Nous lâchons le mooring (seul mot anglais que s'autorise mon Québécois farouchement francophone (pléonasme !)), à 5 heures 30.
Sous vent apparent de 15 nœuds, au près bon plein, toujours bâbord amure, nous sautons Saint-Vincent et nous entrons directement dans l'archipel des Grenadines. Nous prenons la direction de Mayreau, plus précisément de Salt Whistle Bay, réputée pour offrir les plus beaux levers de soleil des Caraïbes. Comme lors de notre dernière visite, nous constaterons que cette petite baie, alignée Est-Ouest, offre également de splendides couchers de soleil.
Ce choix de Jean-Louis est dicté par les impératifs de notre navigation, mais sans doute surtout par son désir de me permettre de faire quelques belles photographies.
Nous mouillons notre ancre, en fin d'après-midi, face à la petite plage de sable qui sert de scène à ce cabotin d'astre solaire. Celui-ci devant sortir de l'horizon à l'endroit où la plage est la moins haute, nous aurons l'impression d'être mouillés au large, face à l'Est.
En attendant, j'engrange l'image du soleil qui se couche dans notre dos, à la pointe rocheuse de Nord d'Ouest Point. Ce sera toujours cela de pris, les levers du jour étant toujours très nuageux au-dessus de l'horizon, mon beau lever de soleil n'est pas vraiment assuré.
Naturellement, il va sans dire, que tous les soirs, au mouillage, nous mettons notre échelle de bain à l'eau et profitons largement de la température idéale de l'eau de mer. Ce petit bain nous met en appétit pour apprécier les bons repas de mon chef cuisinier personnel.
Le lendemain matin, lever à 5 heures, comme d'habitude, mais nous sommes obligés d'attendre le lever du soleil, qui doit se faire à 6 heures. La prochaine étape, qui doit nous mener jusqu'à Grenade, étant assez courte, peut nous permettre d'absorber ce retard.

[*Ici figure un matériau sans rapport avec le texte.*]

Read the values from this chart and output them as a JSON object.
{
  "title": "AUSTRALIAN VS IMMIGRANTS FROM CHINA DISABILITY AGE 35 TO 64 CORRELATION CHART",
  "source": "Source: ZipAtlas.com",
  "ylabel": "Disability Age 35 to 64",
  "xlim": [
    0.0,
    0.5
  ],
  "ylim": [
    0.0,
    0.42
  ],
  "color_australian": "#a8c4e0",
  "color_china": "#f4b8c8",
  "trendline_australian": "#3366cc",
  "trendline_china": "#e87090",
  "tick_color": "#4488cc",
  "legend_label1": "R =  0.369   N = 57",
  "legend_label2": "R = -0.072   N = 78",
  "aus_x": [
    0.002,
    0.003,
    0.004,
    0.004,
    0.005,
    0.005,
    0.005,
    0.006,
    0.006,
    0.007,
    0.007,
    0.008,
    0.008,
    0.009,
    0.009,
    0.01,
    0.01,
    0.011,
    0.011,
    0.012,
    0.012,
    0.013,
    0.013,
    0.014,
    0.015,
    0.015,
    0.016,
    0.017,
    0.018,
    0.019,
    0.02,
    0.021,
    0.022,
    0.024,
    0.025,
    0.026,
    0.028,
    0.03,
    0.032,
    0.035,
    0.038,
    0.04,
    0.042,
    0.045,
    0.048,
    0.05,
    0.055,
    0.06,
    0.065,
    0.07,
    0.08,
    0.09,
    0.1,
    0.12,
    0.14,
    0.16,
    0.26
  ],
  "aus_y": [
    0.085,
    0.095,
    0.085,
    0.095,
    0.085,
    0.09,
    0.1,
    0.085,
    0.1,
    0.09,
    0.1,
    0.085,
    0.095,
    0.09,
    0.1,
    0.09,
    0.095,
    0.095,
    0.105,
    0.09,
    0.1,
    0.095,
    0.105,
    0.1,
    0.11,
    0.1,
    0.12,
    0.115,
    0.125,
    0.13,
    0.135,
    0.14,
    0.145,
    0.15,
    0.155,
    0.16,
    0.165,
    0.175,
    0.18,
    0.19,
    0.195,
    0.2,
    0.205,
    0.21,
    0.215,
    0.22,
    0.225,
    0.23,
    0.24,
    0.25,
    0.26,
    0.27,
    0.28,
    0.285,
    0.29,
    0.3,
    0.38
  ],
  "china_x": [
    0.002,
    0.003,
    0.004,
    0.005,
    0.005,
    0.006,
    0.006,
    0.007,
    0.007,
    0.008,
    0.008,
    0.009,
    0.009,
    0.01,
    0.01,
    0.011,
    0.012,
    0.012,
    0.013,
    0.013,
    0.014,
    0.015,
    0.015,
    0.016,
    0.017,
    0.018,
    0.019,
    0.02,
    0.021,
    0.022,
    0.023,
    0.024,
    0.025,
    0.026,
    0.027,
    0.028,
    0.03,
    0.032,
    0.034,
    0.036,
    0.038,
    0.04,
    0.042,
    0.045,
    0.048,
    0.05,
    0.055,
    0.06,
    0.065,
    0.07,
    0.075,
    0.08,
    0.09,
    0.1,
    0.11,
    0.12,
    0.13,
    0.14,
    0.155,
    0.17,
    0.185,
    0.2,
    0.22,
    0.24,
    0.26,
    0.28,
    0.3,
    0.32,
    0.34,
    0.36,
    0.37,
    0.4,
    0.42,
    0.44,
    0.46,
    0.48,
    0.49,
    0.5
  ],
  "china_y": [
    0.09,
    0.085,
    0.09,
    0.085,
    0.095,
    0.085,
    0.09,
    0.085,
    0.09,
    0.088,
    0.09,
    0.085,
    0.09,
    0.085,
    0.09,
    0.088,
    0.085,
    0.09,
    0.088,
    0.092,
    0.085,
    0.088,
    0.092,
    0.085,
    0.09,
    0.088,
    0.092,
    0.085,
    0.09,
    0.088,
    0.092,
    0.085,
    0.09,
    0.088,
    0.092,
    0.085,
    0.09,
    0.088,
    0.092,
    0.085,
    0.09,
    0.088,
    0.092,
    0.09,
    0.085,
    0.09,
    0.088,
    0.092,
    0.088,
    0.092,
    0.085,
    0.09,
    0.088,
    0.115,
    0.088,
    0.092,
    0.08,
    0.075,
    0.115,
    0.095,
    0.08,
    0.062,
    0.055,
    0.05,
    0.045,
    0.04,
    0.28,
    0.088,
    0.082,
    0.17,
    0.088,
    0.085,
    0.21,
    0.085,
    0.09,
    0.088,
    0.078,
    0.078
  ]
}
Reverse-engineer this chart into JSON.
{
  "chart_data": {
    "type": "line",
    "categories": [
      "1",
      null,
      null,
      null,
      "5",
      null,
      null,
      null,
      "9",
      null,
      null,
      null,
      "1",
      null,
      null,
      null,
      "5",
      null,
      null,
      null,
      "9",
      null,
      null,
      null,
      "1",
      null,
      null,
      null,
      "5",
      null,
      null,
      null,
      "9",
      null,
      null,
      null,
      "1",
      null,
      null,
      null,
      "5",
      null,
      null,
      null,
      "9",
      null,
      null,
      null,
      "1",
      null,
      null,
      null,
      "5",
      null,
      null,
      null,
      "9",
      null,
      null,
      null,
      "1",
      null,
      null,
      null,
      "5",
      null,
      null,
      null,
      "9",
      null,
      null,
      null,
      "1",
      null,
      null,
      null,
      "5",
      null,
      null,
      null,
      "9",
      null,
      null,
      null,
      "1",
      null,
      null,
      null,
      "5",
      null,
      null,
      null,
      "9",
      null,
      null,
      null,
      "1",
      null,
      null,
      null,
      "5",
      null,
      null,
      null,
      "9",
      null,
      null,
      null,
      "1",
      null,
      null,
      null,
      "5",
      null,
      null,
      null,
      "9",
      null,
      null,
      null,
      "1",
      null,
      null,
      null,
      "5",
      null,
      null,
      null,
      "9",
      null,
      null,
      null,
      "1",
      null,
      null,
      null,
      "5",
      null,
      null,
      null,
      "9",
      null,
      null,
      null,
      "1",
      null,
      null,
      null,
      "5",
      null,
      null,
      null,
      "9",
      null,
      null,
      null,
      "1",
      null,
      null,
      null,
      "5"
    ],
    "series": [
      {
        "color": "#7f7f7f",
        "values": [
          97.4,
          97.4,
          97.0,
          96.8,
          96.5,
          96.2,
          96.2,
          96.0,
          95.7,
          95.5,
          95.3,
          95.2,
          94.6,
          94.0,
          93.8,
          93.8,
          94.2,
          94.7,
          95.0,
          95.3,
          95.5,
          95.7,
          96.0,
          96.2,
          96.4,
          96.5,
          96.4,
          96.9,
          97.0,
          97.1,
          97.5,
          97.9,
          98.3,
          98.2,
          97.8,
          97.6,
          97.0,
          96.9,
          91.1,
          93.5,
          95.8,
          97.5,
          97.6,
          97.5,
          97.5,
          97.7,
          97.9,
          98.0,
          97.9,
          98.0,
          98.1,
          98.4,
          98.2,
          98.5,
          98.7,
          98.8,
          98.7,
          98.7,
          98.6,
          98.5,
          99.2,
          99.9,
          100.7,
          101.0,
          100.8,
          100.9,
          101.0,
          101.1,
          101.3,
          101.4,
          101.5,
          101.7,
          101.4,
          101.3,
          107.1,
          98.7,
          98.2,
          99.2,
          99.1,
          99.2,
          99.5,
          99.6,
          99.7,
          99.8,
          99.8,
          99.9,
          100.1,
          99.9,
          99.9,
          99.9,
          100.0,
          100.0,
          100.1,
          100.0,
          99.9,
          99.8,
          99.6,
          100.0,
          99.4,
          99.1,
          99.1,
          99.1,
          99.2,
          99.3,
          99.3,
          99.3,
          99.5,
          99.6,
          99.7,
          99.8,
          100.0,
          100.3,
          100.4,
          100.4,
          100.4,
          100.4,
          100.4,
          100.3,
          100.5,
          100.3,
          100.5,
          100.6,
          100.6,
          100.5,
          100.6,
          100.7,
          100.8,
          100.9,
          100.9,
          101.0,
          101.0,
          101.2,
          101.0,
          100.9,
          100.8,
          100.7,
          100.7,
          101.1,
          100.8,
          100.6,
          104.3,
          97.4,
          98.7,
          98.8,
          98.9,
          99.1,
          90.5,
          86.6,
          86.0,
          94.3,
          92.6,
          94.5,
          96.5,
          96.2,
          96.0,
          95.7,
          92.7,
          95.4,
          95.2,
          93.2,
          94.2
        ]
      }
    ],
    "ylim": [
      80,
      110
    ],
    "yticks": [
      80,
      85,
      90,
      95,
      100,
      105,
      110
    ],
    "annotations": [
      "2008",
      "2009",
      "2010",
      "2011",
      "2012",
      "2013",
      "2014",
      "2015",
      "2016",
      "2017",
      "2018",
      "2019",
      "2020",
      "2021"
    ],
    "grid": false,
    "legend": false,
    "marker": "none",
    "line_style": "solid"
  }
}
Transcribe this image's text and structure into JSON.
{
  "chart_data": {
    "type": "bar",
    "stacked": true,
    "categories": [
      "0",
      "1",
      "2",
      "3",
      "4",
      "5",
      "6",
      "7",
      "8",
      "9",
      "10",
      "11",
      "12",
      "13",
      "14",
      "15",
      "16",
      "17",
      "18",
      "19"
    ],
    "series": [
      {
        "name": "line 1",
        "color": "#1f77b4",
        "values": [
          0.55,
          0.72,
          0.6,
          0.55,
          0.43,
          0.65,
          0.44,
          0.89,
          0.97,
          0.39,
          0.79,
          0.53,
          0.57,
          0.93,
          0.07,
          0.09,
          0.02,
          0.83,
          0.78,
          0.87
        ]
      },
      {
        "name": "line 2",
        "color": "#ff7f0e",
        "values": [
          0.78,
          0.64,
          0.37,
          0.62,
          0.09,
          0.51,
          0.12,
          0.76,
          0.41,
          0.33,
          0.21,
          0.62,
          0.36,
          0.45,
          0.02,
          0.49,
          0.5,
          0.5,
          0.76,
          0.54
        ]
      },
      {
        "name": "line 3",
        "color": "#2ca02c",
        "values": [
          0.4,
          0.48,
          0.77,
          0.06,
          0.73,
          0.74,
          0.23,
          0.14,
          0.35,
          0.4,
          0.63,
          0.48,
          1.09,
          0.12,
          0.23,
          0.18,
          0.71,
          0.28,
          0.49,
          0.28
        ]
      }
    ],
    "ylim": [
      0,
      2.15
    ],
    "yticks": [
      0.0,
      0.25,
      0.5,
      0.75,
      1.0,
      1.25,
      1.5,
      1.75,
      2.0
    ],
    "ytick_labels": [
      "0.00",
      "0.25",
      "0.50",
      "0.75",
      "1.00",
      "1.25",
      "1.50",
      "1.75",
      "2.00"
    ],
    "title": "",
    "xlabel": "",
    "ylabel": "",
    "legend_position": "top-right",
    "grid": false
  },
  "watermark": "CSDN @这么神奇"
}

Mes pires prévisions se réalisent, une barre nuageuse assez haute couvre tout l'horizon. Si elle était moins homogène, elle pourrait ménager quelques beaux effets de lumières dans les percées entre les nuages, lorsque le soleil est encore rouge, mais je prévois qu'il sera déjà trop lumineux lorsqu'il sortira au-dessus de cette barre nuageuse. Même en jouant un peu sur l'ouverture du diaphragme, rien de très spectaculaire n'est à espérer.
C'est, effectivement, ce qui se produit.